The hero in an action movie could have done it. Maybe even Shadow could have done it, if I hadn’t been beat to hell and bleeding all over myself. But as it was, I didn’t do it. The chair smashed into my legs and smashed pain into them. I slammed down on the floor.

Wotan swung the chair repeatedly, and I flung myself back and forth to keep it from pounding down on me. It was like a stamping shoe, and I was a roach that didn’t want to get squashed. Finally it broke apart in his hands-we were having trouble killing each other, but we were hell on the furniture-and maybe that startled him, because he hesitated.

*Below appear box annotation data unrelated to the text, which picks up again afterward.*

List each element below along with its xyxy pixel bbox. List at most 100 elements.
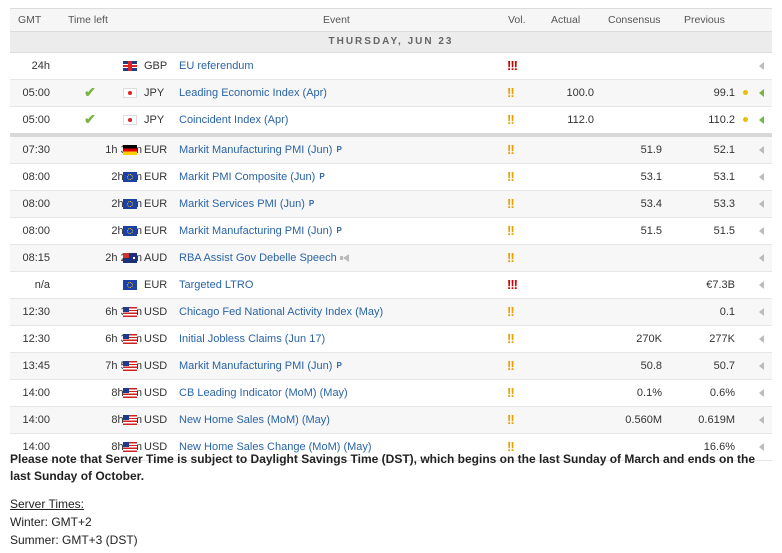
event-name: RBA Assist Gov Debelle Speech (179, 252, 337, 264)
volatility-indicator: !! (507, 223, 515, 238)
expand-arrow-icon[interactable] (759, 89, 764, 97)
currency-code: USD (144, 387, 168, 399)
expand-arrow-icon[interactable] (759, 281, 764, 289)
eu-flag-icon (123, 172, 137, 182)
event-row[interactable]: 05:00 ✔ JPY Leading Economic Index (Apr)!! 1… (10, 80, 772, 107)
consensus-value: 53.1 (640, 171, 662, 183)
event-time: 08:00 (22, 198, 50, 210)
event-list: 24h GBP EU referendum!!! 05:00 ✔ JPY Leading E… (10, 53, 772, 461)
expand-arrow-icon[interactable] (759, 62, 764, 70)
event-row[interactable]: 08:002h 9mEURMarkit Services PMI (Jun)P!… (10, 191, 772, 218)
previous-value: 52.1 (713, 144, 735, 156)
header-previous: Previous (684, 14, 725, 26)
event-row[interactable]: 05:00 ✔ JPY Coincident Index (Apr)!! 112.0 11… (10, 107, 772, 137)
event-link[interactable]: Markit Services PMI (Jun) P (179, 198, 314, 210)
previous-value: 0.6% (709, 387, 735, 399)
event-link[interactable]: RBA Assist Gov Debelle Speech (179, 252, 350, 264)
preliminary-badge: P (336, 145, 342, 154)
event-link[interactable]: New Home Sales (MoM) (May) (179, 414, 330, 426)
expand-arrow-icon[interactable] (759, 335, 764, 343)
currency-code: USD (144, 333, 168, 345)
eu-flag-icon (123, 280, 137, 290)
expand-arrow-icon[interactable] (759, 362, 764, 370)
event-row[interactable]: 07:301h 39mEURMarkit Manufacturing PMI (… (10, 137, 772, 164)
header-event: Event (323, 14, 350, 26)
event-name: Markit PMI Composite (Jun) (179, 171, 316, 183)
expand-arrow-icon[interactable] (759, 200, 764, 208)
event-link[interactable]: Targeted LTRO (179, 279, 253, 291)
event-row[interactable]: 14:008h 9mUSDCB Leading Indicator (MoM) … (10, 380, 772, 407)
header-vol: Vol. (508, 14, 526, 26)
volatility-indicator: !! (507, 112, 515, 127)
previous-value: 0.1 (719, 306, 735, 318)
event-row[interactable]: n/a EUR Targeted LTRO!!! €7.3B (10, 272, 772, 299)
event-name: Initial Jobless Claims (Jun 17) (179, 333, 326, 345)
event-link[interactable]: Markit Manufacturing PMI (Jun) P (179, 225, 342, 237)
economic-calendar: GMT Time left Event Vol. Actual Consensu… (10, 8, 772, 461)
preliminary-badge: P (336, 226, 342, 235)
currency-code: EUR (144, 171, 168, 183)
event-link[interactable]: Markit Manufacturing PMI (Jun) P (179, 144, 342, 156)
event-link[interactable]: Leading Economic Index (Apr) (179, 87, 327, 99)
winter-time: Winter: GMT+2 (10, 515, 92, 529)
event-link[interactable]: Chicago Fed National Activity Index (May… (179, 306, 383, 318)
header-gmt: GMT (18, 14, 42, 26)
volatility-indicator: !! (507, 85, 515, 100)
event-link[interactable]: Markit Manufacturing PMI (Jun) P (179, 360, 342, 372)
event-link[interactable]: EU referendum (179, 60, 254, 72)
dst-note: Please note that Server Time is subject … (10, 452, 756, 483)
currency-code: EUR (144, 279, 168, 291)
expand-arrow-icon[interactable] (759, 146, 764, 154)
event-time: 08:15 (22, 252, 50, 264)
event-time: 12:30 (22, 333, 50, 345)
event-name: Coincident Index (Apr) (179, 114, 289, 126)
event-row[interactable]: 12:306h 39mUSDChicago Fed National Activ… (10, 299, 772, 326)
expand-arrow-icon[interactable] (759, 173, 764, 181)
event-row[interactable]: 08:152h 24mAUDRBA Assist Gov Debelle Spe… (10, 245, 772, 272)
event-name: Markit Services PMI (Jun) (179, 198, 305, 210)
expand-arrow-icon[interactable] (759, 308, 764, 316)
expand-arrow-icon[interactable] (759, 227, 764, 235)
checkmark-icon: ✔ (84, 84, 96, 100)
currency-code: EUR (144, 225, 168, 237)
previous-value: €7.3B (706, 279, 735, 291)
previous-value: 110.2 (708, 114, 735, 126)
speech-icon (339, 254, 350, 262)
event-time: 05:00 (22, 87, 50, 99)
currency-code: USD (144, 414, 168, 426)
event-row[interactable]: 14:008h 9mUSDNew Home Sales (MoM) (May)!… (10, 407, 772, 434)
expand-arrow-icon[interactable] (759, 254, 764, 262)
volatility-indicator: !! (507, 169, 515, 184)
volatility-indicator: !! (507, 331, 515, 346)
event-time: 07:30 (22, 144, 50, 156)
us-flag-icon (123, 388, 137, 398)
currency-code: JPY (144, 114, 165, 126)
event-time: n/a (34, 279, 50, 291)
event-row[interactable]: 08:002h 9mEURMarkit Manufacturing PMI (J… (10, 218, 772, 245)
event-link[interactable]: Coincident Index (Apr) (179, 114, 288, 126)
header-consensus: Consensus (608, 14, 661, 26)
expand-arrow-icon[interactable] (759, 389, 764, 397)
event-row[interactable]: 08:002h 9mEURMarkit PMI Composite (Jun)P… (10, 164, 772, 191)
expand-arrow-icon[interactable] (759, 416, 764, 424)
event-link[interactable]: CB Leading Indicator (MoM) (May) (179, 387, 348, 399)
event-name: CB Leading Indicator (MoM) (May) (179, 387, 348, 399)
event-row[interactable]: 24h GBP EU referendum!!! (10, 53, 772, 80)
volatility-indicator: !! (507, 304, 515, 319)
volatility-indicator: !! (507, 196, 515, 211)
event-time: 08:00 (22, 171, 50, 183)
currency-code: EUR (144, 144, 168, 156)
consensus-value: 270K (636, 333, 662, 345)
event-link[interactable]: Markit PMI Composite (Jun) P (179, 171, 325, 183)
event-name: New Home Sales (MoM) (May) (179, 414, 330, 426)
event-name: Leading Economic Index (Apr) (179, 87, 327, 99)
event-row[interactable]: 13:457h 54mUSDMarkit Manufacturing PMI (… (10, 353, 772, 380)
event-row[interactable]: 12:306h 39mUSDInitial Jobless Claims (Ju… (10, 326, 772, 353)
event-name: Chicago Fed National Activity Index (May… (179, 306, 384, 318)
event-time: 13:45 (22, 360, 50, 372)
expand-arrow-icon[interactable] (759, 443, 764, 451)
revision-dot-icon (743, 117, 748, 122)
event-link[interactable]: Initial Jobless Claims (Jun 17) (179, 333, 325, 345)
expand-arrow-icon[interactable] (759, 116, 764, 124)
previous-value: 99.1 (713, 87, 735, 99)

I wrenched myself around and sliced his leg just below the knee.

He bellowed. I tried to scramble up and stick the sword in his chest, but more pain ripped through my left leg when it took my weight and I almost fell back down. It made the thrust clumsy and slow, and Wotan was able to backpedal out of range.

But he almost fell down doing that. We were both hobbling, me, thanks to a broken bone, probably, and him because of whatever damage the sword had done.

He snarled and said, “I’m… stronger.” He was forcing the words out with an animal’s throat and tongue, and I almost couldn’t understand them. “No dancing around… I win.”

I just glared. Shadow wasn’t much of a talker.

He wasn’t a quitter, either. Panting, what was left of my clothes glued to me with blood and sweat, I limped forward.

Wotan looked around, found another chair-the damn things were everywhere-and threw it.

He was right. I couldn’t dodge like before. I tried, but the chair clipped me anyway. Reeling, fighting to stay on my feet, I stumbled partway around.

At once I heard or maybe just sensed him rushing me as best he could. I lurched back around with my right arm raised like I wanted to cut at his head.

He grabbed it by the wrist and stopped it dead. Then the red eyes widened when he noticed the sword wasn’t in my right hand anymore.

It was in my left, where I’d shifted it during the instant my back was turned. I stabbed it up under his ribs, and it drove in all the way to the guard. Inside my head, the sword squealed like a little girl who just got what she really wanted for Christmas.